Ghana’s Banking Sector Shows Strong Growth and Resilience

Ghana’s banking sector is showing solid signs of recovery and resilience, with key indicators pointing to strong asset growth, improved capital buffers, and healthier loan books, according to the Governor of the Bank of Ghana, Dr. Johnson Asiama.
Speaking at the latest Monetary Policy Committee (MPC) press briefing, Dr. Asiama said the sector’s Financial Soundness Indicators (FSIs) reflected a generally positive trend in the first half of 2025, a development that could have far-reaching impacts on businesses, households, and the broader Ghanaian economy.
Strong Asset and Deposit Growth
“The banking industry continues to recover strongly,” Dr. Asiama noted. “Total assets of the sector rose from GH₵323.2 billion in June 2024 to GH₵384.3 billion by June 2025, while total deposits also grew significantly—from GH₵245.9 billion to GH₵280.1 billion over the same period.”
This expansion in assets and deposits signals increasing confidence in the banking system, both from depositors and investors. For ordinary Ghanaians, this could mean greater access to credit and savings tools, improved digital banking services, and enhanced financial stability.
Capital Strength and Lower NPLs
Crucially, the sector’s Capital Adequacy Ratio (CAR)—a key measure of a bank’s ability to absorb shocks—rose to 19.7% in June 2025, up from 14.3% a year earlier. This improvement has been driven by fresh capital injections, retained earnings, and tighter risk controls.
“In addition to recapitalisation efforts, the enforcement of strict credit underwriting standards has helped reduce risk and strengthen the sector’s resilience,” the Governor said.
One of the key improvements highlighted by the BoG was the decline in the non-performing loans (NPL) ratio. This drop is largely due to slower growth in bad loans compared to credit expansion, showing that banks are lending more responsibly and that borrowers are better able to repay their loans.
Economic Spillovers
The strength of the banking sector is not just good news for bankers—it is a cornerstone of the economy’s recovery. With a sound financial system, banks are better positioned to lend to small and medium enterprises (SMEs), finance public infrastructure, and support household spending through mortgages, car loans, and educational financing.
For a Ghanaian entrepreneur or farmer, for example, a well-capitalised and liquid bank is more likely to approve a loan application and offer favourable repayment terms.

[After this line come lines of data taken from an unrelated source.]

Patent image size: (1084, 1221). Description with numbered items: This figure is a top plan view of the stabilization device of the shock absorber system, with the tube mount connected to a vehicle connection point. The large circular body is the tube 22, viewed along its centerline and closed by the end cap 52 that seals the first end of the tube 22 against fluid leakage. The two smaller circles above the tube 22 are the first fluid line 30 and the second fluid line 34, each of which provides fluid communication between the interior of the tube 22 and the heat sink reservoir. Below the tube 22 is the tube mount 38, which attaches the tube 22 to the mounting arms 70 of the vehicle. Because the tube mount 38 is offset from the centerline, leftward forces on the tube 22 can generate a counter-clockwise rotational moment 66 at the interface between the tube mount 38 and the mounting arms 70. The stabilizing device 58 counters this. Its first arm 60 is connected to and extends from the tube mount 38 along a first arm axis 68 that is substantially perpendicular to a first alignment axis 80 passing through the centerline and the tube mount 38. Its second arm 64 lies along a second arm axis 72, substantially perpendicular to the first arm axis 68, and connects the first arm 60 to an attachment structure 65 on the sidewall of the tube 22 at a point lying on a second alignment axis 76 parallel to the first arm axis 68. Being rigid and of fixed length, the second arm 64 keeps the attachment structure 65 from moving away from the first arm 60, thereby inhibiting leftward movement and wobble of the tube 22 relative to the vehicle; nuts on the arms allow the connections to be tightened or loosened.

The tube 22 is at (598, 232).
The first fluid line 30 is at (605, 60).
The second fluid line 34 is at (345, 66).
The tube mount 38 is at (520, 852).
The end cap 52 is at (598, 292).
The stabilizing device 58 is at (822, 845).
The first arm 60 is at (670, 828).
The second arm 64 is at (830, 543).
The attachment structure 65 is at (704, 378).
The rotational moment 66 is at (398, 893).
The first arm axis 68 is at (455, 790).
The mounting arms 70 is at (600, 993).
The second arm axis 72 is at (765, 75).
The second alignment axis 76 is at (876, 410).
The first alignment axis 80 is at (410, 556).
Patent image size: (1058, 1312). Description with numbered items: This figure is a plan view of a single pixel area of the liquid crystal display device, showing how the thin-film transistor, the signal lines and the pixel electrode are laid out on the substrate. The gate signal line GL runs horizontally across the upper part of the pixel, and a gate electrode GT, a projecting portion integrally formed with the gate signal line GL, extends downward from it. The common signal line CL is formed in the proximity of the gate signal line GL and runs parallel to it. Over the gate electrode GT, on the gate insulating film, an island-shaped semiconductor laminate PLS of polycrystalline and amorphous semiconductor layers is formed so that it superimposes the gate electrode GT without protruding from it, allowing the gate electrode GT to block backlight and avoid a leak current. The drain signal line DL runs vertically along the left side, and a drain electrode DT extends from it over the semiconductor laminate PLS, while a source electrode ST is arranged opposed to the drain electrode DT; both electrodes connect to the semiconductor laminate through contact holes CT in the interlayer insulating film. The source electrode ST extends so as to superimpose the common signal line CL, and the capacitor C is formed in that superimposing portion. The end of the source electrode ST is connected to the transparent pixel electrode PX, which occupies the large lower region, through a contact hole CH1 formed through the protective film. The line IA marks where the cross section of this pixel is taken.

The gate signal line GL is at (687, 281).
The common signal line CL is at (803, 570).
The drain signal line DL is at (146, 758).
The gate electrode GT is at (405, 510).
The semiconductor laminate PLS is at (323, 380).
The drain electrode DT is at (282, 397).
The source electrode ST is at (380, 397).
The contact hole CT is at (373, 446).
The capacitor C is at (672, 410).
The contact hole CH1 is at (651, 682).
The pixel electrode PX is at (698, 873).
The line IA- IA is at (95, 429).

This kind of financial support has a ripple effect: more business growth, more job creation, and increased tax revenue for government services.
Looking Ahead
Dr. Asiama emphasised that the Bank of Ghana will continue its oversight to ensure banks remain sound, stable, and efficient, especially in light of evolving global financial pressures.
“As economic conditions continue to improve, the banking sector is expected to play an even more pivotal role in supporting Ghana’s development agenda,” he stated.
With sustained macroeconomic stability, strong regulatory oversight, and prudent management by banks, Ghana’s financial system is well on its way to becoming a true engine of inclusive economic growth.